The scAMF framework represents a significant advancement in overcoming these limitations. It works on the principle of fitting a low-dimensional manifold within the ambient space of gene expression data, effectively reducing noise while preserving crucial information. At the heart of scAMF is the manifold fitting module, which effectively removes noise from scRNA-seq data by unfolding its distribution in the ambient space. This technique aims to reconstruct a uniform manifold within the original space where the data is measured, capturing the low-dimensional structure of the data in a way that minimizes information loss and effectively removes noise.
The key innovation of scAMF lies in its ability to improve the spatial distribution of data, bringing gene expression vectors from cells of the same type closer together while maintaining a clear separation between different cell types.

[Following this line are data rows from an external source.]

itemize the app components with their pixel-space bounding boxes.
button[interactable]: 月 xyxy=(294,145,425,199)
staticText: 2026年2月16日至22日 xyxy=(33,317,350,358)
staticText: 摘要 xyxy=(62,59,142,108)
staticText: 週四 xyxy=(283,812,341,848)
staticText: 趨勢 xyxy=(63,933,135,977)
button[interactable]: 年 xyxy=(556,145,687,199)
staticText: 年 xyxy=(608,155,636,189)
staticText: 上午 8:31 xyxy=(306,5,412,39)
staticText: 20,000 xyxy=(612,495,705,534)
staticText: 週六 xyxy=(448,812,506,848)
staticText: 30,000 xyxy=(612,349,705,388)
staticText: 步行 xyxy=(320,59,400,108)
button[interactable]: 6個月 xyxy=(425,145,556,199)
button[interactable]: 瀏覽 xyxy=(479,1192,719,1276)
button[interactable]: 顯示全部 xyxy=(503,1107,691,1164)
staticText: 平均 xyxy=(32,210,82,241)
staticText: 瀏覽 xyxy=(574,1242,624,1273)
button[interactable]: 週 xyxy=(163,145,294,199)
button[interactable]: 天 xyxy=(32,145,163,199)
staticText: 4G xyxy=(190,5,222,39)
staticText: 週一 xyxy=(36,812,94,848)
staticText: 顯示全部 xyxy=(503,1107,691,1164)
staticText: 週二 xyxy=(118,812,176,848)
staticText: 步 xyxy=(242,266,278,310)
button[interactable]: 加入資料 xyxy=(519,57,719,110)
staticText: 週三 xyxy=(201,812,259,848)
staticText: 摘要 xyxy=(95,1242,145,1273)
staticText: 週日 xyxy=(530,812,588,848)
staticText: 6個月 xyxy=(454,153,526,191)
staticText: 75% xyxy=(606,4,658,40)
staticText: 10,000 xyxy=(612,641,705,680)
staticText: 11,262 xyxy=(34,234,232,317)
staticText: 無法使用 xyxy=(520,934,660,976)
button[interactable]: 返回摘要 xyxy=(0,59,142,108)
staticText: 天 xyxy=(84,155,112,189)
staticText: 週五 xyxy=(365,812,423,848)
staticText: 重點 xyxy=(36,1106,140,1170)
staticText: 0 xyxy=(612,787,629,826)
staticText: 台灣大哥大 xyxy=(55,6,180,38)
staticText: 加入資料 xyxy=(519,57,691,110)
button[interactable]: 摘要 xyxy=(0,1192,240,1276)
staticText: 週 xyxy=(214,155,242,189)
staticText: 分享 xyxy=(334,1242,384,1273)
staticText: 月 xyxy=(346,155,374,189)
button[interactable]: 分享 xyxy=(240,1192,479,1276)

This improvement allows for more accurate and reliable clustering in downstream analyses.
“Our method effectively removes noise from RNA sequencing data by fitting a low-dimensional manifold into a high-dimensional space,” explained Associate Professor Yao. “This method significantly improves the accuracy of cell type classification and the clarity of data visualization.”

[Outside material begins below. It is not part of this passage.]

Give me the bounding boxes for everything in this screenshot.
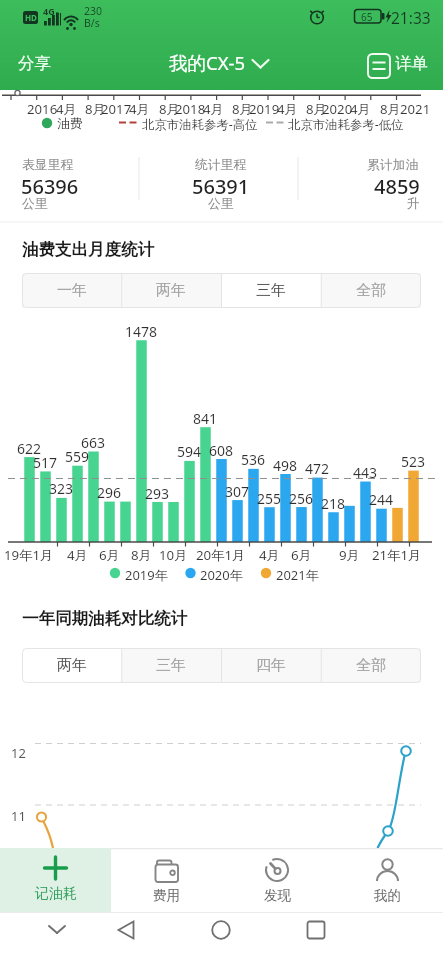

The scAMF method employs a unique combination of data transformation, manifold fitting using shared nearest neighbor metrics, and unsupervised clustering validation. Compared to other methods, scAMF demonstrates superior performance in several key areas, including more effective noise reduction, improved clustering accuracy, better preservation of biological information, competitive computational efficiency, clearer visualization, and robust performance on diverse datasets. These improvements position scAMF as a powerful new tool in single-cell analysis, potentially enabling researchers to uncover previously hidden cellular heterogeneity and rare cell populations.

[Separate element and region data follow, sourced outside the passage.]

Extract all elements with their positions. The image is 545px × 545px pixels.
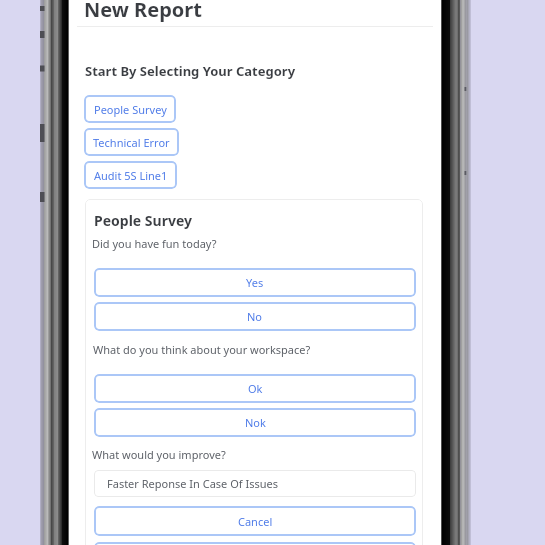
staticText: Ok xyxy=(248,381,263,396)
staticText: Cancel xyxy=(238,514,273,529)
button[interactable]: Nok xyxy=(94,408,416,437)
button[interactable]: No xyxy=(94,302,416,331)
button[interactable]: Faster Reponse In Case Of Issues xyxy=(94,470,416,497)
staticText: No xyxy=(247,309,263,324)
staticText: Faster Reponse In Case Of Issues xyxy=(107,476,278,491)
staticText: Nok xyxy=(245,415,266,430)
button[interactable]: Technical Error xyxy=(84,128,179,156)
button[interactable]: Ok xyxy=(94,374,416,403)
staticText: What would you improve? xyxy=(92,447,226,462)
staticText: People Survey xyxy=(94,211,192,230)
staticText: New Report xyxy=(84,0,202,23)
button[interactable]: Cancel xyxy=(94,506,416,536)
button[interactable]: Submit xyxy=(94,542,416,545)
staticText: Yes xyxy=(246,275,264,290)
staticText: Technical Error xyxy=(93,135,170,150)
staticText: People Survey xyxy=(94,102,167,117)
button[interactable]: Yes xyxy=(94,268,416,297)
button[interactable]: People Survey xyxy=(84,95,176,123)
staticText: What do you think about your workspace? xyxy=(93,342,311,357)
staticText: Start By Selecting Your Category xyxy=(85,62,296,80)
staticText: Audit 5S Line1 xyxy=(94,168,168,183)
staticText: Did you have fun today? xyxy=(92,236,217,251)
button[interactable]: Audit 5S Line1 xyxy=(84,161,177,189)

Future work: driving greater understanding of cellular diversity and function
Building on the success of scAMF, the research team is now developing a new framework for building high-resolution multi-scale cell atlases. This new approach aims to overcome current methodological limitations in cell atlas construction, such as challenges in identifying small cell populations and outdated unsupervised learning techniques.
A key goal is the development of a scAMF-based multi-resolution cellular analysis framework. This advanced framework aims to identify rare cell populations and contribute to the construction of comprehensive cell atlases. The multi-resolution approach will enable researchers to analyze cellular heterogeneity at various levels of granularity, from general cell types to subtle subpopulations. This is particularly crucial for identifying rare cell types that may be missed by conventional analysis methods.
“Our ongoing work has already shown promising results on numerous benchmark datasets, revealing new biological insights,” noted Associate Professor Yao. “We have applied it to the Human Brain Cell Atlas and identified new subtypes and marker genes for various cell types.”
This ongoing research promises to further push the boundaries of single cell analysis, potentially revolutionizing our understanding of cellular diversity and function in various biological systems.